Lettres du Stalag - 1940-1945
de Collectif, Jérôme Croyet (Edition)

critiqué par Missef, le 8 mars 2021
( - 59 ans)


La note:  étoiles
Une lecture utile et passionnante
Ce recueil de lettres, compilé et préfacé par Jerôme Croyet, docteur en histoire, concerne plus particulièrement les écrits des prisonniers de guerre français, simples soldats, sous-officiers et officiers, retenus dans des camps - stalags pour les 2 premières catégories, oflags pour la 3ème) en France occupée ou en Allemagne entre 1940 et 1945, après la capitulation (le terme est important, car il ne s'agit pas d'un armistice et les prisonniers ne sont donc pas libérés) française de juin 1940. Ils ont été plus de 1.800.000 dans ce cas, dont ceux venus de l'empire colonial, retenus de force dans des camps et forcés à travailler, sans autre rémunération qu'une maigre pitance et des conditions de détention très dures. A la lecture de ces écrits, on découvre ou devine les conditions de vie de ces hommes qui de plus en plus se sentent oubliés par la France pour qui ils ont combattu - en effet, le gouvernement de Vichy, après les avoir utilisés à des fins de propagande, les a bel et bien abandonnés à leur triste sort... jusqu'à la libération de 1945.

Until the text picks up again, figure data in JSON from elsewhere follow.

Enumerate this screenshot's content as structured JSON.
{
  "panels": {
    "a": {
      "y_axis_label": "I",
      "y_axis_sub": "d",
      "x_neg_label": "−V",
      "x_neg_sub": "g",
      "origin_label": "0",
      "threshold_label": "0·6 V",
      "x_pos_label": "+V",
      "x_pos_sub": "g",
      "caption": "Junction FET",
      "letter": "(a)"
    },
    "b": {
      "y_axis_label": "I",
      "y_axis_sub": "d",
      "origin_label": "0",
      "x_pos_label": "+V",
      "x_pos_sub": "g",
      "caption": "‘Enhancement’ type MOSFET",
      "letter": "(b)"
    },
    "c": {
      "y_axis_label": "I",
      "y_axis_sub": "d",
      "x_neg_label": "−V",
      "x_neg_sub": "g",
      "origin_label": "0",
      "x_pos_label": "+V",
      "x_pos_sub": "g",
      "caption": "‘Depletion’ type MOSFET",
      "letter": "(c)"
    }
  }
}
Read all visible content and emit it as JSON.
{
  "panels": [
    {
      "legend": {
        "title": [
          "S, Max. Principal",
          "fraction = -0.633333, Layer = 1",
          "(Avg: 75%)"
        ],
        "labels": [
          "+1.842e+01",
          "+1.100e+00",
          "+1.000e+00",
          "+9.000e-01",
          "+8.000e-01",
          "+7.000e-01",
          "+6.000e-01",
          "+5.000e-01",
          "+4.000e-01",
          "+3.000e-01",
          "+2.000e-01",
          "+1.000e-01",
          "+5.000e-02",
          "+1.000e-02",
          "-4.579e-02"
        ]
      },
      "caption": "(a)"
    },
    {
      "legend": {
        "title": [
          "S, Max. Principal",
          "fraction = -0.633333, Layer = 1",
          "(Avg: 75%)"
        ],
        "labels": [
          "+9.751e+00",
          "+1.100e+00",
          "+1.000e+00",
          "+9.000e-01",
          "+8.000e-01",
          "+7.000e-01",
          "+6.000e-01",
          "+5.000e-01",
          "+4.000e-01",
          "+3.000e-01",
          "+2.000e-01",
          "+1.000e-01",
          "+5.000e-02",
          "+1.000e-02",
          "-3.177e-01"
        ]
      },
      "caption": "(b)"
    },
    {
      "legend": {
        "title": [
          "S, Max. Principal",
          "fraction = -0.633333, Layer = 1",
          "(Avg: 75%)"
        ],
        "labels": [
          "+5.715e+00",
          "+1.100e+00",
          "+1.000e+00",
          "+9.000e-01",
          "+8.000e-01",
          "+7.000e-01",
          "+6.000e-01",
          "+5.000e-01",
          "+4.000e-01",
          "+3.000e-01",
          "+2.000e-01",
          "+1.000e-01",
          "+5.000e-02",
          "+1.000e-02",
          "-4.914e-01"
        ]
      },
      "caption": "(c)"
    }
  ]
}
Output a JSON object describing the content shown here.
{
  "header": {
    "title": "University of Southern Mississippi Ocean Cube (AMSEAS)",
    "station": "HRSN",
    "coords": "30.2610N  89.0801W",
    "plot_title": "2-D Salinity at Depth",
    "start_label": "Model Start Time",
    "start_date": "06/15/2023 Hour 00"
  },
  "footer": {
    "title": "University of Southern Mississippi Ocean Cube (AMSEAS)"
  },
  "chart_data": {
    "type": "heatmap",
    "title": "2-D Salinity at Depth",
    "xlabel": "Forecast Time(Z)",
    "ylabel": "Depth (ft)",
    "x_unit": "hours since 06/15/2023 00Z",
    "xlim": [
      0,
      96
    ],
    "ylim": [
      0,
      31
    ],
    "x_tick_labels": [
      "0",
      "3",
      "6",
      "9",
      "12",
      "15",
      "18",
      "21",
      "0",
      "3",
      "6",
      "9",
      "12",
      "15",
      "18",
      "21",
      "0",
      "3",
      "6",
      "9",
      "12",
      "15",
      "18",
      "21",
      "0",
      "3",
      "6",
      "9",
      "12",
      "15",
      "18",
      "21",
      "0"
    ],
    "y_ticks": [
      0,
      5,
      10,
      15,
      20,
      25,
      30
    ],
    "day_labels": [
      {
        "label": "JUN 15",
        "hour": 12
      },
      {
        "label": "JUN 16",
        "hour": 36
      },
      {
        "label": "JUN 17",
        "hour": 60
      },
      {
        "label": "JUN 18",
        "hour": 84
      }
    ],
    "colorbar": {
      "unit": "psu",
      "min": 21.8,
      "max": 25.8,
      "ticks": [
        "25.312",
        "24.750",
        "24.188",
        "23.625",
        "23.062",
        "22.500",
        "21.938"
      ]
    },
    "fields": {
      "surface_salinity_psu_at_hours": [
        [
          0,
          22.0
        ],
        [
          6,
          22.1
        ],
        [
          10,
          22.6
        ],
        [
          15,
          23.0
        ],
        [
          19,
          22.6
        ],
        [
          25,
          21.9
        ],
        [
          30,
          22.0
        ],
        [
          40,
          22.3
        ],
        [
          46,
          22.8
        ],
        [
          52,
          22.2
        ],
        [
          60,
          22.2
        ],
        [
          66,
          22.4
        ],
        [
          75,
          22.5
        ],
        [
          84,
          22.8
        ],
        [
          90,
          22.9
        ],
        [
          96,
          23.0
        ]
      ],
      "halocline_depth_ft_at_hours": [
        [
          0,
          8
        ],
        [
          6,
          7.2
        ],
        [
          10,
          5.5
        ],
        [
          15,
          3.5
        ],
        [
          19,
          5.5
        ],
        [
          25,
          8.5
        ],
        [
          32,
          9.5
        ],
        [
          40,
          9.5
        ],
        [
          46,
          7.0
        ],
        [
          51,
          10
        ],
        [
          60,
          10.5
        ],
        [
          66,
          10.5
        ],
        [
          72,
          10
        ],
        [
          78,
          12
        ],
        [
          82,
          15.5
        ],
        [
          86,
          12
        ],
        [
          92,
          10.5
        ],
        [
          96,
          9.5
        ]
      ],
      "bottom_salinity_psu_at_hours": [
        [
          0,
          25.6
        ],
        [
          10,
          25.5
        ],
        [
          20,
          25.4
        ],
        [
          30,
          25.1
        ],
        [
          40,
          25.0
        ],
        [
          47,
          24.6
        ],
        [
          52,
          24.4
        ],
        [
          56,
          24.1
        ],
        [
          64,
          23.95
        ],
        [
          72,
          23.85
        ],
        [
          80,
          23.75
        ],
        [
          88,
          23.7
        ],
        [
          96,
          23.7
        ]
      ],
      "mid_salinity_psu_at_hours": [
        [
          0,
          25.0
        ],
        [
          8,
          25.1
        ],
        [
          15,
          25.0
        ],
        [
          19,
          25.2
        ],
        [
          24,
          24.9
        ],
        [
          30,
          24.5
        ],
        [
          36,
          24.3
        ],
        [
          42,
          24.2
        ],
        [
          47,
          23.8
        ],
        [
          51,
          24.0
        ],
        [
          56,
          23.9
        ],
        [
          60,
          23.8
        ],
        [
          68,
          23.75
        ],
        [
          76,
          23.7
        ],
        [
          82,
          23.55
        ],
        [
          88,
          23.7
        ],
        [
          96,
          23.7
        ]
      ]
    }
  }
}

A travers ces échanges épistolaires unilatéraux - on n'a que les lettres des prisonniers, pas celles de leurs proches, mais on devine parfois leur contenu entre les lignes des réponses - le lecteur est plongé dans cet univers concentrationnaire, avec son cortège de restrictions, d'obligations, de censure, de règles en tout genre permettant de "garder une emprise morale sur les prisonniers".
Du fait de ces restrictions portant sur les échanges (7 lignes pour les cartes, 25 lignes pour les lettres), les prisonniers recourent parfois à l'écriture abrégée, omettent pronoms ou sujets, les retours à la ligne, ce qui peut rendre leur lecture et compréhension parfois compliquée, malgré les ajouts de l'auteur. Ce qui ressort, néanmoins, de cette lecture, c'est une rencontre avec ces oubliés de l'histoire que l'on suit au fil des mois, voire des années et auxquels on s'attache - à certains plus aimables, qu'à d'autres - d'autant que l'on a quelques photos en fin d'ouvrage. Pour certains, que l'on perd soudain, on en vient à se demander avec anxiété ce qu'il est advenu de lui : libéré ? évadé ? tué ou mort d'épuisement ou de maladie ? ou tout simplement n'y avait-il pas d'autres lettres retrouvée ?
Une lecture utile et passionnante en tout cas.